Sunday, September 30, 2007

Open Right Hemicolectomy


ANATOMY
Ileocolic is a constant vessel
Right colic is a direct branch of SMA in only 13% cases. Middle colic forms a vascular arcade with ileocolic constantly.
Middle colic branches 2cm from origin (it is a single vessel from SMA in only 45% cases)the most common variation is 2 middle colics
Usually one branch running between ileocolic and SMA

1.Position the patient supine.
2.Prepare the abdomen and square drape using Ioban
3.Standing on the patients left side make a midline incision centered on the umbilicus. (transverse incision if pulmonary impairment)
4.Place a Balfour self retaining retractor and conduct a laparotomy to determine the extent of peritoneal disease and liver metastases.
5.Start to mobilize the right colon by dividing the peritoneum of the right paracolic gutter from the caecum to the hepatic flexure taking care to avoid the duodenum and overlying veins superiorly.
6.Control the veins superficial to the plane of the duodenum with serial clamping with Fraser forceps and vicryl ties or alone with diathermy if not significant.
7.Divide any adhesions to the gall bladder.
8.Mobilize the greater omentum off the transverse colon (if for a hepatic flexure tumour, resect omentum en bloc) up to the point of intended division of the transverse colon and enter the lesser sac.
9.Complete the mobilization the right colon/terminal ileum by dissecting it off the posterior abdominal wall, aided by retraction.
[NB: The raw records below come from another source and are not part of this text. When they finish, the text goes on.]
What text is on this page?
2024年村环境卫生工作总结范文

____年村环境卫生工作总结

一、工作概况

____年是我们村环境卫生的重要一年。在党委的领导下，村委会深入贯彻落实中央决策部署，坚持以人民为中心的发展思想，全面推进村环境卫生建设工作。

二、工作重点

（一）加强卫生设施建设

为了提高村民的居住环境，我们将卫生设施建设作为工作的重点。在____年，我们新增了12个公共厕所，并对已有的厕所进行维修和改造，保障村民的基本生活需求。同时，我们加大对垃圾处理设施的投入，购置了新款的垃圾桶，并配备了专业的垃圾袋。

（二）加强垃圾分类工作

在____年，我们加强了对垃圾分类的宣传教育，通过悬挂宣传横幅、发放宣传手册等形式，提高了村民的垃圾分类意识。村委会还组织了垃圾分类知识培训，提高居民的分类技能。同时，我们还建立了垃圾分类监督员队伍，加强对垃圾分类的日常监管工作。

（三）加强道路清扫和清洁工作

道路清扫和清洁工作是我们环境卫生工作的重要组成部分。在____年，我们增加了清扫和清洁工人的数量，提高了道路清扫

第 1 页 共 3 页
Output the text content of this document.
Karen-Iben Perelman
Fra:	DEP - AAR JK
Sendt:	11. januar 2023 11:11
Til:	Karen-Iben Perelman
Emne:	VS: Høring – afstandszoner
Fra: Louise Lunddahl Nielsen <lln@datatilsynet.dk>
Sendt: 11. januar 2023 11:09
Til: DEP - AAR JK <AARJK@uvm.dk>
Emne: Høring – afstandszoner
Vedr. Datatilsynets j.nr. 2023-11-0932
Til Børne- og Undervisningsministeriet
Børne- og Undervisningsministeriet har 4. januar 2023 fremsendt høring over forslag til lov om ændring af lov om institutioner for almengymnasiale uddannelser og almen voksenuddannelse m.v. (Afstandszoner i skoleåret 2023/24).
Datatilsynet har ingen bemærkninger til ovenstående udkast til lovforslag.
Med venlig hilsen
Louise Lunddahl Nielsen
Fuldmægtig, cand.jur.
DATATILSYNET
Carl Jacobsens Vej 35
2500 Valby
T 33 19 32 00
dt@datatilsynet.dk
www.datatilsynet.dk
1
The ureter and gonadal vessels should fall posteriorly.
10.Ligate the right branch of the middle colic artery for a caecal cancer and the main trunk for a cancer at the hepatic flexure (beware of collateral veins from the middle colic to the pancreatico-duodenal).
11.Ligate the ileocolic vessels at their origin.
12.With the colon mobilized, prepare the ends of the ileum and colon for anastomosis by ligating the marginal artery and clearing the colon and ileum of mesentery.
13.Divide the terminal ileum between Kocher forceps and a soft bowel clamp placed proximally. (can do this with GIA/TLC)

Anastomosis is variable

14.Place the anvil of a CEEA circular endo-luminal stapler (size 28) in the stump of the terminal ileum and secure with a 4/0 PDS pursestring.
15.Place a soft bowel clamp quite proximal to the site of intended anastomosis on the colon. Make an enterotomy proximal to the site of anastomosis and insert the head of the CEEA stapler bringing out the spike at the site of the intended anastomosis.
16.Perform the anastomosis and then resect the specimen by dividing the colon proximal to the anastomosis with a linear stapler (Tyco autosuture GIA 60 or 80 or TLC 50, 75, 100 (Ethicon), with 3.8mm staples) incorporating the enterotomy within the specimen.
17.Reinforce the anastomosis and end staple line with inverting Lembert (burying or staple line inversion suture) or Cushing sutures.
18.Lavage with water and close the mesenteric defect with vicryl.
19.Mass abdominal closure and staples or monocryl.